Average farm cover in mid-August usually sits at 2,600kg DM/ha. I’ll put nitrogen on then if we are behind for grazing in the back end. We start to close up in the first week of October for March 2025 grazing.

How do you manage clover?

Growing and finishing cattle like it on red clover leys. Lambs are weaned at 105 days onto red clover aftermaths (50:50 grass to clover).

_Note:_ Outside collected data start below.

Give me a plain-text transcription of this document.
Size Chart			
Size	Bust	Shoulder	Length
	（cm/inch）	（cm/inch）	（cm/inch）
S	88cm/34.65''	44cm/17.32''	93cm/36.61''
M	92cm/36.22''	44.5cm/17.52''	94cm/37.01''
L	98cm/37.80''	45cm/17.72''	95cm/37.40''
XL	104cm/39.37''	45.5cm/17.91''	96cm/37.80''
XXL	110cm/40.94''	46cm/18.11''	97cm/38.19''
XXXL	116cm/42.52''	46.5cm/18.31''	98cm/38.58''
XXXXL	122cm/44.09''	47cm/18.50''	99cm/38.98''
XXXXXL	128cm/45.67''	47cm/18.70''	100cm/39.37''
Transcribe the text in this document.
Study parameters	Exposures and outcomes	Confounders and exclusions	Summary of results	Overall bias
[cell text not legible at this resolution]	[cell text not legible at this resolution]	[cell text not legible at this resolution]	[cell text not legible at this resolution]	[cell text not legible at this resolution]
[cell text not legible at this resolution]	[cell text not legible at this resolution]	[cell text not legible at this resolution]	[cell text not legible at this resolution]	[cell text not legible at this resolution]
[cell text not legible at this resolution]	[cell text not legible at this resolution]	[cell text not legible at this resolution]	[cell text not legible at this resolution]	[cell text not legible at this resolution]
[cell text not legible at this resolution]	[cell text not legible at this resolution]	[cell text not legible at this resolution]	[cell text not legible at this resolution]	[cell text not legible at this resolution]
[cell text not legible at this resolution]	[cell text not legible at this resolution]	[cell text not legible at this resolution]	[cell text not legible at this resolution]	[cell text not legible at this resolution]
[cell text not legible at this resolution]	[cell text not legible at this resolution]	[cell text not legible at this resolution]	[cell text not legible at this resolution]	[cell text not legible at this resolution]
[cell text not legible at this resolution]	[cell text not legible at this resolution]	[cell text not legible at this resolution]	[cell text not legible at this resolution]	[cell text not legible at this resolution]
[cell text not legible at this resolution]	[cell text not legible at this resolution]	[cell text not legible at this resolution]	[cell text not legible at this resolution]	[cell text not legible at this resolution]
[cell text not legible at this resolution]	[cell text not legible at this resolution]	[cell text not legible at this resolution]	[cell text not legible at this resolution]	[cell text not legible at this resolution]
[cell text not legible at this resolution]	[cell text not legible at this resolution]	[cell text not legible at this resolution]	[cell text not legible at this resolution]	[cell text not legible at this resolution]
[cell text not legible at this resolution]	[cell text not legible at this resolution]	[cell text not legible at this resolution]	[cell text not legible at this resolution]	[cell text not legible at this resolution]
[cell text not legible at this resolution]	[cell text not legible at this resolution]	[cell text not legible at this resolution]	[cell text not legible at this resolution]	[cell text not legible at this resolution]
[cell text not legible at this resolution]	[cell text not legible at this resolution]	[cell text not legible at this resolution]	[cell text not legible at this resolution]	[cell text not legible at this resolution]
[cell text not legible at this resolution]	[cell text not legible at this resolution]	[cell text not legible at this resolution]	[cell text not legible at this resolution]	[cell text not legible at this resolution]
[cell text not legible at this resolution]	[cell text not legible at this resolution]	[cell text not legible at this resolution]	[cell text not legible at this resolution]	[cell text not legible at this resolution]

We hope to get 250-300g/day growth on these and should get them all finished by winter.

To avoid bloat, we don’t put empty lambs onto clover: they fill up on leafy grass leys till about tea-time, then graze the clover leys for 12 hours and we take them off again.

Cattle can be trickier, though they only have 10% clover inclusion.

How are the swedes doing?

Our swedes have liked this cool, damp weather. We had to re-do 0.8ha (2 acres) out of the 8ha (20 acres) we drilled. It was wet when we sowed, then we got 70mm of rain on heavy land so the seeds rotted.

We have re-drilled with stubble neeps.

The rest of the field is light and rocky and so we have a reasonable crop. Cows will be on this for wintering. We start feeding it at the end of October when we wean calves.

Cows go onto a daily allocation plus about 20-30% of their diet as straw. We want fit cows going into winter and this is just enough for maintenance plus a bit, to get them to January.

What’s been your biggest challenge this summer?

It’s not been too challenging – things are pretty good!